The easy part has been done. I have looked at this as it applied to the really nasty men who have done unbelievable amounts of harm and faked repentance to get out of justice. I can sit comfortably in my home and judge Kanye West and Mark Driscoll and scores of others for failing to repent and judge "the church" for failing to hold anybody accountable.

Unfortunately, this is where the mass intake of Church Fathers and the Pentateuch as well as the wise advice of my friend come into things. I cannot apply these words to other people and be satisfied with myself. The call, over and over again, is to apply them to my own way of living. Every moment is an opportunity for me to repent. For the last few months, I have been in a process of identifying and repenting of sins with the goal of escaping the pain and consequences of my actions. I go to the Lord and confess and hope that gets me out of the bad part of repentance.

When we talk about consequences, I don't mean punishment.
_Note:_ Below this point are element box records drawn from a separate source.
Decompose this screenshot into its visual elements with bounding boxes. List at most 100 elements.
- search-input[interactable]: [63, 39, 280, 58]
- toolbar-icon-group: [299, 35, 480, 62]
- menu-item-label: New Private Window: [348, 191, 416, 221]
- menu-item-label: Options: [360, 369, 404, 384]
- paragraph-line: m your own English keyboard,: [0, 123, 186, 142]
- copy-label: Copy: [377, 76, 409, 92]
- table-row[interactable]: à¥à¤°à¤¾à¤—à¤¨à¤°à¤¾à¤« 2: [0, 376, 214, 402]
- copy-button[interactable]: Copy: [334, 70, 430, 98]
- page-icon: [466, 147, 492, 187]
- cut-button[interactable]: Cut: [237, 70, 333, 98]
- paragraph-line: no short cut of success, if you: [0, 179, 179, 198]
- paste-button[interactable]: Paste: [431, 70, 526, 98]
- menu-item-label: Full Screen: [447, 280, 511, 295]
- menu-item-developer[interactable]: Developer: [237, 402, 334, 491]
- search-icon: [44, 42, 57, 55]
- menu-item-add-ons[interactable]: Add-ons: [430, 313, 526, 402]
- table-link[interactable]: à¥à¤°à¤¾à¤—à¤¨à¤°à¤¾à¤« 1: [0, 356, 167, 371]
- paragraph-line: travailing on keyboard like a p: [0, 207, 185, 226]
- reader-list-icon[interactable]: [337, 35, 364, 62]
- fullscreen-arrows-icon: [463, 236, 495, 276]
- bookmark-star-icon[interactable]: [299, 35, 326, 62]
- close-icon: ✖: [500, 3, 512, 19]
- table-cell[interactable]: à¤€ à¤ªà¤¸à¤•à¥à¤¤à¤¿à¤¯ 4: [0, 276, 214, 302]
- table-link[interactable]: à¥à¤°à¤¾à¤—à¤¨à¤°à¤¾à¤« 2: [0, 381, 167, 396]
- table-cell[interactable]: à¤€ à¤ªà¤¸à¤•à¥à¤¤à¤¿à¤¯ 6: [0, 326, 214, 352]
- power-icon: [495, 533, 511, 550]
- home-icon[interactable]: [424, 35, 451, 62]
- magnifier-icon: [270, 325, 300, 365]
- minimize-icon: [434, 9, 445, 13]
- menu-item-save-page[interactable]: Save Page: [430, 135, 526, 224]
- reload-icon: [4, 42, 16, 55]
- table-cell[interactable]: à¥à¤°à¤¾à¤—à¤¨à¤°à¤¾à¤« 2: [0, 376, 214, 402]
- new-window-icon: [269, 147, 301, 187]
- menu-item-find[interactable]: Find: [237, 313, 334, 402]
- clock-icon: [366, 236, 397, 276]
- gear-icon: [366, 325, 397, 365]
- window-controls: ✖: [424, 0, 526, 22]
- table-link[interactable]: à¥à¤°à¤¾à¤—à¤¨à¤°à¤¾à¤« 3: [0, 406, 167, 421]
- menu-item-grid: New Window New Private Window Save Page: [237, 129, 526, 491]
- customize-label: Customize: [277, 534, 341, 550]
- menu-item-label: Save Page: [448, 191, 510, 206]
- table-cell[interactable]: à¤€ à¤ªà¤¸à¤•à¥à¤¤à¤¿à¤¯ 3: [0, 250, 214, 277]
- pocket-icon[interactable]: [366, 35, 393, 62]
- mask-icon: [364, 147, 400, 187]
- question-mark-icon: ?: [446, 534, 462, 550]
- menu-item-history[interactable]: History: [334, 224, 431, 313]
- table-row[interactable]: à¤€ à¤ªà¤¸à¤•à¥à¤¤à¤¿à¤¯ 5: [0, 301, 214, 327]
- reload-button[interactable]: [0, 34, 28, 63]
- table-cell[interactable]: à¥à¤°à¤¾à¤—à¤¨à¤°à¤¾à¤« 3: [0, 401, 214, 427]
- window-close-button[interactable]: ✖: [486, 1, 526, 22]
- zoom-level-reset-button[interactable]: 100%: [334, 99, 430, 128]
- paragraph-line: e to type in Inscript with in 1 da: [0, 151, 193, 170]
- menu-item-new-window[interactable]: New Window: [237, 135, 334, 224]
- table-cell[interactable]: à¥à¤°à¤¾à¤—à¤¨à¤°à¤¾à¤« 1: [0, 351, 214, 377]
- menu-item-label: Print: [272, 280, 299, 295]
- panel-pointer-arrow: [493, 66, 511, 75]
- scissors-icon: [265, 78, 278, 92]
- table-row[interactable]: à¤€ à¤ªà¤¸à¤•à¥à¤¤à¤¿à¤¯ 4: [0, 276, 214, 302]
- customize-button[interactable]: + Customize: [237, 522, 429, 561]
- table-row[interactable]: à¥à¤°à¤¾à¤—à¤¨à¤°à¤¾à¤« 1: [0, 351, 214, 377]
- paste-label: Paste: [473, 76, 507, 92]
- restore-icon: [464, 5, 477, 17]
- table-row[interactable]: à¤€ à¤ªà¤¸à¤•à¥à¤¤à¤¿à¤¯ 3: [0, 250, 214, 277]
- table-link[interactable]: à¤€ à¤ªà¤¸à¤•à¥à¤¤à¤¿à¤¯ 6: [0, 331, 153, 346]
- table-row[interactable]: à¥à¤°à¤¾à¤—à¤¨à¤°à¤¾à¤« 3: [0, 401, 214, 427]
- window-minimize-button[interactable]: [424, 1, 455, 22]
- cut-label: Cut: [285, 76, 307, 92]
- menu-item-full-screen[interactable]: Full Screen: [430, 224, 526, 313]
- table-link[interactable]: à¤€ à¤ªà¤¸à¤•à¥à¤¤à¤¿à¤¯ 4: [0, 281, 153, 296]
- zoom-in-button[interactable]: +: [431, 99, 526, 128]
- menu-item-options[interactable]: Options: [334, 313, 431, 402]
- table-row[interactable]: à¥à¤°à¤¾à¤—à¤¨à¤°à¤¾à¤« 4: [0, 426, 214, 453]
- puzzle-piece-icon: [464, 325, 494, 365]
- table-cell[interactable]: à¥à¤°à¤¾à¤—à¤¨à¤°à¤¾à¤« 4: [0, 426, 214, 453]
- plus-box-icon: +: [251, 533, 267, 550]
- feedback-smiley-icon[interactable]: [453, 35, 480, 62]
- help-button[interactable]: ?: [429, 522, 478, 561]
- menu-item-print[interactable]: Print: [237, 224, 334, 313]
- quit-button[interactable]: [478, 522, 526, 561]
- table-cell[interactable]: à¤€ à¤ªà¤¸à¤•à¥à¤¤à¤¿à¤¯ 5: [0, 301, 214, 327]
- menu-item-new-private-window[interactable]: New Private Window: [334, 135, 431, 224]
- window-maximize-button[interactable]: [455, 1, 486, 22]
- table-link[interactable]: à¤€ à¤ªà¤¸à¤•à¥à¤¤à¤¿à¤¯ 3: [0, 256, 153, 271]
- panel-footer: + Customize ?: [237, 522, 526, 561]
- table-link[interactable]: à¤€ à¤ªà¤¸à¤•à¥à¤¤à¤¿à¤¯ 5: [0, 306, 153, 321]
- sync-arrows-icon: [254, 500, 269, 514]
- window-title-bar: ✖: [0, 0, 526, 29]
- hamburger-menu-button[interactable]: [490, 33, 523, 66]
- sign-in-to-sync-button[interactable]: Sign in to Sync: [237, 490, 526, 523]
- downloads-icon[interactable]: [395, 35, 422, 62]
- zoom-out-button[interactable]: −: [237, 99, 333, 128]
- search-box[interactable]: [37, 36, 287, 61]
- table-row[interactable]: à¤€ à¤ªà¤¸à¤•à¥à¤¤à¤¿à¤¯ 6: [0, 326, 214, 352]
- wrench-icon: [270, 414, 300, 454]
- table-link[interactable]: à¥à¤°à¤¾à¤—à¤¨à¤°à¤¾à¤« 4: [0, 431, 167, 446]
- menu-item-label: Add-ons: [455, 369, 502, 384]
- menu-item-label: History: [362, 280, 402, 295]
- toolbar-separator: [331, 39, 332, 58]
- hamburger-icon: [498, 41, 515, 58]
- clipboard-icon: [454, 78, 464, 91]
God is not looking to smite me or anybody else. He has laid enough natural consequences out before us. When I look at how I've prioritized things incorrectly in my life, the natural consequences are things like, my kids having a mom who wasn't patient or present when she needed to be. My husband getting frustrated and lonely because I wasn't making time for him and that frustration spilling over into the household. A chaos in my life that comes from my own lack of self-discipline (we aren't talking about a messy house, we are talking about certain areas of selfishness that lead to imbalance in the household). The hardest is seeing my kids suffer from my own actions.

In this last month particularly, I've been learning to embrace the consequences not as fun or something to get out of, but as a natural part of the repentance process. I am already forgiven and in communion with God. When the pain or grief of my sin overwhelm me, I know He is there to help me get through it. He is letting me go through it because it is how I grow stronger and because it is what is best for me, but He is with me through it.

A final note, for many years now I have used the Jesus Prayer, sometimes called the Prayer of a Single Thought (derived and reminiscent of the prayer of the tax collector in Luke 18:10-14) to center myself. The full version is, "Lord Jesus Christ, Son of God, have mercy on me, a sinner." When my heart is overwhelmed, as has often been the case especially with the state of the nation and the world this last year, it is simply, "Lord, have mercy." Any time my thoughts stray even vaguely into dangerous territory, I recite it over and over, focusing on what it means for the Lord to have mercy on me, and how much He always has.

I pray now and always, "Lord, have mercy on me, a sinner." And He does.